Abstract

High‐resolution three‐dimensional (3‐D) seismic reflection data acquired on the R/V Thomas G. Thompson in 2000 reveal a pair of bottom simulating reflections (BSRs) across a broad region of southern Hydrate Ridge, offshore Oregon. The primary BSR (BSR p ) is a regionally extensive reflection that lies 120–150 m below seafloor and exhibits typical characteristics of a gas hydrate BSR. We also imaged a second weaker BSR (BSR s ), 20–40 m below BSR p , with similar characteristics.
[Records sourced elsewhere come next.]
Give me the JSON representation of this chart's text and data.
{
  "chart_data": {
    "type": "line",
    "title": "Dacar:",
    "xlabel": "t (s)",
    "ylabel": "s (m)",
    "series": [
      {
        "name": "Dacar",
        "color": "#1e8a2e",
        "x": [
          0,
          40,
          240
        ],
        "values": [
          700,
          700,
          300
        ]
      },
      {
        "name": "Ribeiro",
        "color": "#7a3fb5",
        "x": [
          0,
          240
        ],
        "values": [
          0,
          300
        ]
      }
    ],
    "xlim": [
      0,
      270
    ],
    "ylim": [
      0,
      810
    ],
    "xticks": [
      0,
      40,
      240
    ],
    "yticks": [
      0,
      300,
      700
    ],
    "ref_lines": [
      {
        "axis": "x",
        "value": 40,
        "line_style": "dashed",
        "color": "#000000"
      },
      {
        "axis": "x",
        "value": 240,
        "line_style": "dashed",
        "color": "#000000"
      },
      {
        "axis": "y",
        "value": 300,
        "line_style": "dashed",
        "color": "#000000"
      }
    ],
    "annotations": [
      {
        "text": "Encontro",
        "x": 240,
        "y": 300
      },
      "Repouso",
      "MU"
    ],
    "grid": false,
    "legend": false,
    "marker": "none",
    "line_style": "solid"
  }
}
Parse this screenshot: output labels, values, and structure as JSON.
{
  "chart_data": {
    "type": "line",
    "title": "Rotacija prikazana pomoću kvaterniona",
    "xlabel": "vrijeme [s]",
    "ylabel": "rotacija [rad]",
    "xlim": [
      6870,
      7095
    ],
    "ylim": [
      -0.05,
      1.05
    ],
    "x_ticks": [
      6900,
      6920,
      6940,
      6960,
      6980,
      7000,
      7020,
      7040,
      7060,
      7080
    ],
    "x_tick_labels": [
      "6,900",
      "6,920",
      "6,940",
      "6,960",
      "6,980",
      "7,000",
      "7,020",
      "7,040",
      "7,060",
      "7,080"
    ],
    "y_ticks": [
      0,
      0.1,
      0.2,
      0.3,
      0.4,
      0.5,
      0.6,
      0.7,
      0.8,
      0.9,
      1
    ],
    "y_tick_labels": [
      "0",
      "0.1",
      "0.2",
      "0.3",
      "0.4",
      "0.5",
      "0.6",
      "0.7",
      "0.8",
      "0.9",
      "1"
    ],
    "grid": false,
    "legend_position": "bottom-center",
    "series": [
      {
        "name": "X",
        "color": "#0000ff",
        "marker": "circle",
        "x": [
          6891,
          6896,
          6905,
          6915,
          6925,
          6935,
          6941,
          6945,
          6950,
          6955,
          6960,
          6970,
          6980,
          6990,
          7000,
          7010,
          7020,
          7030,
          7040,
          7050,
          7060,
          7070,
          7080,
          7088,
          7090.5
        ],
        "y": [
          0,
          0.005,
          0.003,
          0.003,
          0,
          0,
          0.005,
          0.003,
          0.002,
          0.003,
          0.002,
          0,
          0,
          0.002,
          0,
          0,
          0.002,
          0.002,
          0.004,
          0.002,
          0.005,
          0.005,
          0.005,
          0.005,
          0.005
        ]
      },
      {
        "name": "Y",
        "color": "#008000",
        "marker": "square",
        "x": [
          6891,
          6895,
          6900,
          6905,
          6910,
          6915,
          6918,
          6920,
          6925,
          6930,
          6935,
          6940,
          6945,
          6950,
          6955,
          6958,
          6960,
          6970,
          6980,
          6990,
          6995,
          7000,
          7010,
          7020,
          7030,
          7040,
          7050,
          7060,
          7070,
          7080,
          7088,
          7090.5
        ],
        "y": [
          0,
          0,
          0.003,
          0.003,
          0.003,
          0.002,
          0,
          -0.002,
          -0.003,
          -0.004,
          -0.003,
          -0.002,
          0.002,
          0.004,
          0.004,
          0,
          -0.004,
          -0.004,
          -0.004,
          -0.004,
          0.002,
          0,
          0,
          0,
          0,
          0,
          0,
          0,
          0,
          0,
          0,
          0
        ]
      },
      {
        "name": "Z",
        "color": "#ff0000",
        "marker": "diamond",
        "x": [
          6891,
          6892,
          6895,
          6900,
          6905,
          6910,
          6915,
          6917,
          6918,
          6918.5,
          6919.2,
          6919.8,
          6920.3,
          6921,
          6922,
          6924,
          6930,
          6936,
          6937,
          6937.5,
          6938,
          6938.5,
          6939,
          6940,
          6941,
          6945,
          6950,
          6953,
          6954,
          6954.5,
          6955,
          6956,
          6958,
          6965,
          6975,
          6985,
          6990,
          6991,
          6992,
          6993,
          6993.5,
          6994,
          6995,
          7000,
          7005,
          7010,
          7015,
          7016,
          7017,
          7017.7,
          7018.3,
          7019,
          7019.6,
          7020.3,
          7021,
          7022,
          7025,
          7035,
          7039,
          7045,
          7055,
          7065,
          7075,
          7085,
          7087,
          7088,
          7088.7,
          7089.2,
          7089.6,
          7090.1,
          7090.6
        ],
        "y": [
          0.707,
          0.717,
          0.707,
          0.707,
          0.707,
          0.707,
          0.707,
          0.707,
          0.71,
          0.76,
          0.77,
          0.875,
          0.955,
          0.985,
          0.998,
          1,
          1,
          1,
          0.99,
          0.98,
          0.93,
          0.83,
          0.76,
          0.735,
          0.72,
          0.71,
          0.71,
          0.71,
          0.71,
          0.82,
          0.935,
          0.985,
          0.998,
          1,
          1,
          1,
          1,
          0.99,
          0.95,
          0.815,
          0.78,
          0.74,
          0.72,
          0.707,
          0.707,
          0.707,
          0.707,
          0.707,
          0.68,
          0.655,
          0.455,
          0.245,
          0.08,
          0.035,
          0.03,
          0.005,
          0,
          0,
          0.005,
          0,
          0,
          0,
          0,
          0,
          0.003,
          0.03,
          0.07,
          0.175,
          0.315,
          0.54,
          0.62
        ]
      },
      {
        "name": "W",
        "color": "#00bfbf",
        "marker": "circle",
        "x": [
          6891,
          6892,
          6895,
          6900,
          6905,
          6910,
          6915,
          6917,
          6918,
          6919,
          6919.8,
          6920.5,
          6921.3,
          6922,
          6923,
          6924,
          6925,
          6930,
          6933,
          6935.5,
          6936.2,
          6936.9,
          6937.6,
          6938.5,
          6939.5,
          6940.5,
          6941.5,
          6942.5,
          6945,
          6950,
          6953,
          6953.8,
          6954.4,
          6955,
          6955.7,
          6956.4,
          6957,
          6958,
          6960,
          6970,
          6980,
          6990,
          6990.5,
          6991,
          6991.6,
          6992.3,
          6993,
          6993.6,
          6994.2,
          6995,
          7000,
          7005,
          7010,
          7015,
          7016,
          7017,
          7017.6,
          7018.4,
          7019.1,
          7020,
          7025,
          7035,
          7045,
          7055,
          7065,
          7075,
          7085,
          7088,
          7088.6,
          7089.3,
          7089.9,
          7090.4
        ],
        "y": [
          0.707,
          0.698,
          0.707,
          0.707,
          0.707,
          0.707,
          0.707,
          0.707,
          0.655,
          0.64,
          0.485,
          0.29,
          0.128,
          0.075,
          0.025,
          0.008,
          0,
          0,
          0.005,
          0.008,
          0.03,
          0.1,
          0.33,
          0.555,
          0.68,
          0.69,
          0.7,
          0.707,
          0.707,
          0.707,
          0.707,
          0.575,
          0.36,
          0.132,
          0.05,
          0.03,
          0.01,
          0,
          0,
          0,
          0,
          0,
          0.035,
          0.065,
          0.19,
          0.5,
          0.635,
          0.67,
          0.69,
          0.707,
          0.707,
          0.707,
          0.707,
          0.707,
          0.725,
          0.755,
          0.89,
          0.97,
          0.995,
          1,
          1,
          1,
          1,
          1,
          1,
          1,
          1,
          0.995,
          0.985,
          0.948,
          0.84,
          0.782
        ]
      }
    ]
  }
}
BSR s is interpreted as a remnant of a BSR that probably formed during the Last Glacial Maximum 18,000 years ago, when the base of the gas hydrate stability zone (GHSZ) was deeper. An increase in bottom water temperatures of 1.75°–2.25° and a corresponding sea level rise of 120 m could have produced the BSR shift. The preservation of BSR s for at least 5000 years, which is the time since subseafloor temperatures stabilized following ocean warming after the Last Glacial Maximum, implies very slow upward advective and diffusive flow of methane (<1 m/1000 years in the vicinity of BSR s ). BSR s appears where there are no resolvable steeply dipping faults and fractures, consistent with very low advective flow rates, and has dispersed where vertical fractures are visible. Free gas released by the shift in the BSR either migrates so slowly that it remains stable beneath the GHSZ or is directed upward along fractures to reform as hydrate in the GHSZ. There is no evidence for release of this free gas into the ocean or atmosphere.